During last Wednesday’s meeting, the council voted to advertise for a public hearing on Tuesday, Dec. 17, regarding a change in the city code’s Eligibility for City Offices.
“Resolved that the resolution #22-1-2019 is hereby rescinded in its entirety due to a lack of public notice of the meeting,” City Clerk/Chamberlain Daniel O’Brien read.
According to the city charter, the public and media must be given notice at least 24 hours in advance of a meeting. This did not happen, so the meeting was illegal.
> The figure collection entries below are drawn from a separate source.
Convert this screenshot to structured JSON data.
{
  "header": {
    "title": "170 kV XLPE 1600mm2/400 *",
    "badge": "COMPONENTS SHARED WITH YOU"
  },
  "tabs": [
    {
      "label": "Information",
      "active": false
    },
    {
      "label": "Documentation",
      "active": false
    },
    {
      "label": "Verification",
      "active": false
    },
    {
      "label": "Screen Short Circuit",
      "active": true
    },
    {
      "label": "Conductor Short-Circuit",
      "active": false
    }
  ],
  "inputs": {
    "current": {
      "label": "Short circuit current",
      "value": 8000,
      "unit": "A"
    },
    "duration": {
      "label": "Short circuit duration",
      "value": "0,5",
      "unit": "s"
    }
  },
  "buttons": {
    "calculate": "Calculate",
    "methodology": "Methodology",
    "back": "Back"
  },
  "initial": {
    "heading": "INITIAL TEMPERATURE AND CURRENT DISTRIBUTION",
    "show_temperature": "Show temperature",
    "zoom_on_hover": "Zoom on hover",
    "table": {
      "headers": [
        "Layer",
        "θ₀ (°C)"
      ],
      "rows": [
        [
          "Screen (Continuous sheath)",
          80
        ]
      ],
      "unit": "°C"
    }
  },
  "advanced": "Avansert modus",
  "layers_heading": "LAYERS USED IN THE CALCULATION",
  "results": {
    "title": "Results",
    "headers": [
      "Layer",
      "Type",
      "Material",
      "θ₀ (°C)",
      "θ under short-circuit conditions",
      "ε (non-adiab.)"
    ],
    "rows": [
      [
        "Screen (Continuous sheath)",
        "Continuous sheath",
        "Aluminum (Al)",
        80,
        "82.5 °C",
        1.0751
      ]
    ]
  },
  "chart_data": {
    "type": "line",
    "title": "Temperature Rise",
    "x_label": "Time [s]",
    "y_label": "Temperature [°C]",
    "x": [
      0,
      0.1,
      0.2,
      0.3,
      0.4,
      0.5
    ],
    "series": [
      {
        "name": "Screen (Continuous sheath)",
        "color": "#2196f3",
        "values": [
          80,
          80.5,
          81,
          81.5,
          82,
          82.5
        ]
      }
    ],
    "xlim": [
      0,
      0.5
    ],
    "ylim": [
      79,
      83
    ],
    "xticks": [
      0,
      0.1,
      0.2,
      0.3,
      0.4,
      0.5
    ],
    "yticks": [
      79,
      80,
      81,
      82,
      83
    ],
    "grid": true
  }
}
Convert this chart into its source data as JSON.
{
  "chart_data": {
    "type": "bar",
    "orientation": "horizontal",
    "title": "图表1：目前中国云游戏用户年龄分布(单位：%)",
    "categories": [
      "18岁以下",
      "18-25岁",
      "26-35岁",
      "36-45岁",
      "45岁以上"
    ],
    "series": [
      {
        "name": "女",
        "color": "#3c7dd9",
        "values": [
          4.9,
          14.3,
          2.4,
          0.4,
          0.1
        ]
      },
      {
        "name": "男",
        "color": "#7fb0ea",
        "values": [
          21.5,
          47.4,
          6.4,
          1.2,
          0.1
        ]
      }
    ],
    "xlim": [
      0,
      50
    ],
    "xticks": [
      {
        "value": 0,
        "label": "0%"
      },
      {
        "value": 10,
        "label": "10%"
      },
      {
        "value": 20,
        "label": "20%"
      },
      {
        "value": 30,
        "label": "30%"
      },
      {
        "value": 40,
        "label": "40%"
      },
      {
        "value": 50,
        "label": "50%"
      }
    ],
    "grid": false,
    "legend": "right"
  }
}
At the regular Common Council meeting on Wednesday, Nov. 6, it was decided that there would be a public hearing at the next regularly scheduled meeting, Tuesday, Dec. 3. However, O’Brien said the councilors wanted more time to think about changing the residency requirements of certain city offices.
Since the resolution to advertise for a public hearing on Dec. 17 was rescinded, the council voted on it again. Fourth Ward Councilor Sam Vono and Fifth Ward Councilor Dennis Merlino did not attend Tuesday’s meeting.
First Ward Councilor Tom Kenyon and Second Ward Councilor Dave Ritchie voted no because they want to keep the current residency requirement as it is.
Third Ward Councilor Don Patrick Jr. and Sixth Ward Councilor Lawrence Macner voted yes to advertising for a public hearing on that date.
Since Vono and Merlino were not there to vote, it was a tie and Mayor Ronald Woodward needed to vote to break the tie. He voted yes to the public hearing advertisement.
Since its initial public hearing on Nov. 6, there has been discussion within the council and the community on whether or not to change the city charter to allow certain city officials to live outside the Fulton city limits while working for the city.
The Fire and Police Commission board already had a candidate for the next police chief in mind, and appointed him at Wednesday’s meeting. However, the appointment is not effective until the end of December. The name of this candidate was not said during the meeting on Nov. 26.
“We did not change anything the Fire and Police Commission did,” O’Brien said. “They have the authority to appoint, fire and hire in the police department.”
This candidate does not live in the city limits. At Tuesday’s meeting, it was said with the current code, that candidate would have 180 days to move to the city of Fulton.
After the Nov. 26 meeting was adjourned, some community members stayed to discuss the residency requirements with the council and mayor.
The people of Fulton may voice their thoughts on city employee residency requirements at the public hearing to be held on Tuesday, Dec. 17 at 7 p.m. in the courtroom of the Fulton Municipal Building.